I have played
Chasm through some time ago (not the add-on episode though, just the original game). I wouldn't say it's much
Duke-like per se, but calling it a
Quake clone would be also not entirely correct (although the developers obviously aimed at the
Quake-playing audience here

). The game is more slow-paced than
Quake, leaning towards the standards of the earlier instalments of the
Wolfenstein 3-D era. In the first episode, the designers tried to create some more realistically-looking locations, which does work (there are distinct areas like the computer room, conference room, refrigeration facility, troop barracks etc.); in the latter, time-travelling episodes, it's rather hard to talk about realism, but all the locations like the Egyptian temples and tombs, medieval castles etc. are all recognizable. What doesn't help a lot here is that the layout of the levels is often not very well thought out, and you have to do a lot of back-tracking with multiple "Where is it?" moments. It had never been too annoying for me though, and sometimes you have to solve interestingly designed puzzles to make your progress. What I really liked about
Chasm though are the
puzzle bosses, although I know some people dislike the game for exactly that reason. I guess the developers tried to please a wide audience of FPS players and at the same time introduce innovative features, which resulted in a little bit of this and a little bit of that. Perhaps they would have done it better if they focused more on the puzzle part, since there are no huge fight-outs with hordes of monsters in the entire game anyway. Another quite serious minus in the level design that could put off players is that the developers really spam scripted ambushes all too often.
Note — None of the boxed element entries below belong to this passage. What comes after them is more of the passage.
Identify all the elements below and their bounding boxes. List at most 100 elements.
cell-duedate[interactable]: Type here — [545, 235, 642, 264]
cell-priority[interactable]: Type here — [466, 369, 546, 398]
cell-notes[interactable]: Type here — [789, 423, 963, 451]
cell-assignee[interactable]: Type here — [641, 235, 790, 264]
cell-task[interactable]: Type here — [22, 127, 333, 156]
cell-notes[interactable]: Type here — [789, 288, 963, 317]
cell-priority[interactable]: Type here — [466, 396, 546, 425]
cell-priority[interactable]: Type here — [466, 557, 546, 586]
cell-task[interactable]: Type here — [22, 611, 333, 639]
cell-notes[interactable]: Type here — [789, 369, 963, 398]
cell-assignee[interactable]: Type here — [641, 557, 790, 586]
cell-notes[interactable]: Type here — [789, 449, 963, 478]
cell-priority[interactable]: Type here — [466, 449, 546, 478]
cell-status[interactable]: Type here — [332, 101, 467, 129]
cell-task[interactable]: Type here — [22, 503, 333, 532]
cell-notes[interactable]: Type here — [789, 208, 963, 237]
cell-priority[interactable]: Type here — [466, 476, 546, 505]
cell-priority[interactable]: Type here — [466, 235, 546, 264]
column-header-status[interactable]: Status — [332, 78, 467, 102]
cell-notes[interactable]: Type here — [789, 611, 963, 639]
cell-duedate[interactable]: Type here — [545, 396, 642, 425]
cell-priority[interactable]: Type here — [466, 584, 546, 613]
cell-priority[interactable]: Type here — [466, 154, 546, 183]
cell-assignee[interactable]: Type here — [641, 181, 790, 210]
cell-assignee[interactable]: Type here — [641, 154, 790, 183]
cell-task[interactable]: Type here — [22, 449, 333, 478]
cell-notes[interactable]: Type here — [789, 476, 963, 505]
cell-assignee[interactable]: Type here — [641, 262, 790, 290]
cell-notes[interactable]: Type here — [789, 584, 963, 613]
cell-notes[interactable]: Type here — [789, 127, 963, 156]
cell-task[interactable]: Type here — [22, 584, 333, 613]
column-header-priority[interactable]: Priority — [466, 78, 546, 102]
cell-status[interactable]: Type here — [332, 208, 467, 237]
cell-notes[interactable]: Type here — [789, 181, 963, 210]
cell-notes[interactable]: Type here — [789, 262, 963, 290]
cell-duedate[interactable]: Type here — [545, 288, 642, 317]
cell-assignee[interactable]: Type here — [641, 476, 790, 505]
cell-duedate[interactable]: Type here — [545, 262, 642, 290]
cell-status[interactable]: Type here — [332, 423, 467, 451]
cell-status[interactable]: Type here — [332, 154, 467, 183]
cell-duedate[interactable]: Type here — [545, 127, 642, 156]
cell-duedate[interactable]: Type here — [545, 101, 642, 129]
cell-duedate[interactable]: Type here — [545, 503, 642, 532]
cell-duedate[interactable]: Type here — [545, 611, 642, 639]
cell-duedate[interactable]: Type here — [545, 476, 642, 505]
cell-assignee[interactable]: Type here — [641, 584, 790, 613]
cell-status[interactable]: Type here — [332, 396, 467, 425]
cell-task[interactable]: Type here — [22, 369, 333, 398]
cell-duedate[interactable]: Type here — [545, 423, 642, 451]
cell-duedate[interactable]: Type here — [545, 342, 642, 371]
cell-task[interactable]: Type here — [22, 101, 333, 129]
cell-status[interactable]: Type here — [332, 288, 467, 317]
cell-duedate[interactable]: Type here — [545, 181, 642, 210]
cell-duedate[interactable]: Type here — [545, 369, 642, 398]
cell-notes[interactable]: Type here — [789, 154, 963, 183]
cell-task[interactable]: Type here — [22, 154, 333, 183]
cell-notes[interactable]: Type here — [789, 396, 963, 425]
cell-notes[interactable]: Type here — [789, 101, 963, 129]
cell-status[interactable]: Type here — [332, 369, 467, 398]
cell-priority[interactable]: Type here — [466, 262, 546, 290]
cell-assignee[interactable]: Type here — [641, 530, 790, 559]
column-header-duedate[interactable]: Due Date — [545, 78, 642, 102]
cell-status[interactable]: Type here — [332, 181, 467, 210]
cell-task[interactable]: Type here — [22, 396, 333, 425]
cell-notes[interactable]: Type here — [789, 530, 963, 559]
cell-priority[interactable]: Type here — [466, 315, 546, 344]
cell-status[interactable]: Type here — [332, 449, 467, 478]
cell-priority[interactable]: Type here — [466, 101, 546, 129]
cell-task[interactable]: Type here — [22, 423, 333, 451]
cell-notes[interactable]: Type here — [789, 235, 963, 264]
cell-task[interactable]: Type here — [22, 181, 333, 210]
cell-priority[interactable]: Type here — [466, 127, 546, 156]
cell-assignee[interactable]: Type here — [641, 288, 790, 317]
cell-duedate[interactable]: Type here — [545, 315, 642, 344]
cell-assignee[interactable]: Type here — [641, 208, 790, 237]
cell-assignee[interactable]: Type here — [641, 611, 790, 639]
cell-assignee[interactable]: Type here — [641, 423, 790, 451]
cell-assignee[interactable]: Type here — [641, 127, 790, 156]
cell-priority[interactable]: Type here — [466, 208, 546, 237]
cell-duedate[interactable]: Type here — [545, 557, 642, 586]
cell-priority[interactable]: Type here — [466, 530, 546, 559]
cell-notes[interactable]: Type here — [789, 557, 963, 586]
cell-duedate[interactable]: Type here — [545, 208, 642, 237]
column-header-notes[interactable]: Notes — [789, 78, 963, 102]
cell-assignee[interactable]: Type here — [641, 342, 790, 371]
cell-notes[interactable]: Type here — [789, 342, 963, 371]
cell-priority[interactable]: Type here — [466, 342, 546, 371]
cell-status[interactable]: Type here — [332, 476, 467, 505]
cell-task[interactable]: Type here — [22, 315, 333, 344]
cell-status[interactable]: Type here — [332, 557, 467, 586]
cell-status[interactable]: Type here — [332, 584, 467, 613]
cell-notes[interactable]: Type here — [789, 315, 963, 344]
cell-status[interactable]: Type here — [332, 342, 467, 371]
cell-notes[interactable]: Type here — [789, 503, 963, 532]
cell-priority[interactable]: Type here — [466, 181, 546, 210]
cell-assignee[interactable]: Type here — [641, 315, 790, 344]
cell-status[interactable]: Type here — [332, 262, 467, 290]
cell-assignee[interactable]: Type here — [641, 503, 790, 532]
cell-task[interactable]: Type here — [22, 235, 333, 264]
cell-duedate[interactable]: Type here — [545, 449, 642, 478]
But, on the bright side, there's a good deal of interactivity in the game, I remember playing the first level for the first time, blasting the street-lights in the base yard, then the glass in the window. That was pretty cool, although it doesn't serve any purpose gameplay-wise though. Overall,
Chasm deserves a steady B, and I think that it's drawback lie more in the general lack of polishing (nothing that an extensive testing wouldn't be able to fix), not in some serious design flaw that breaks the game.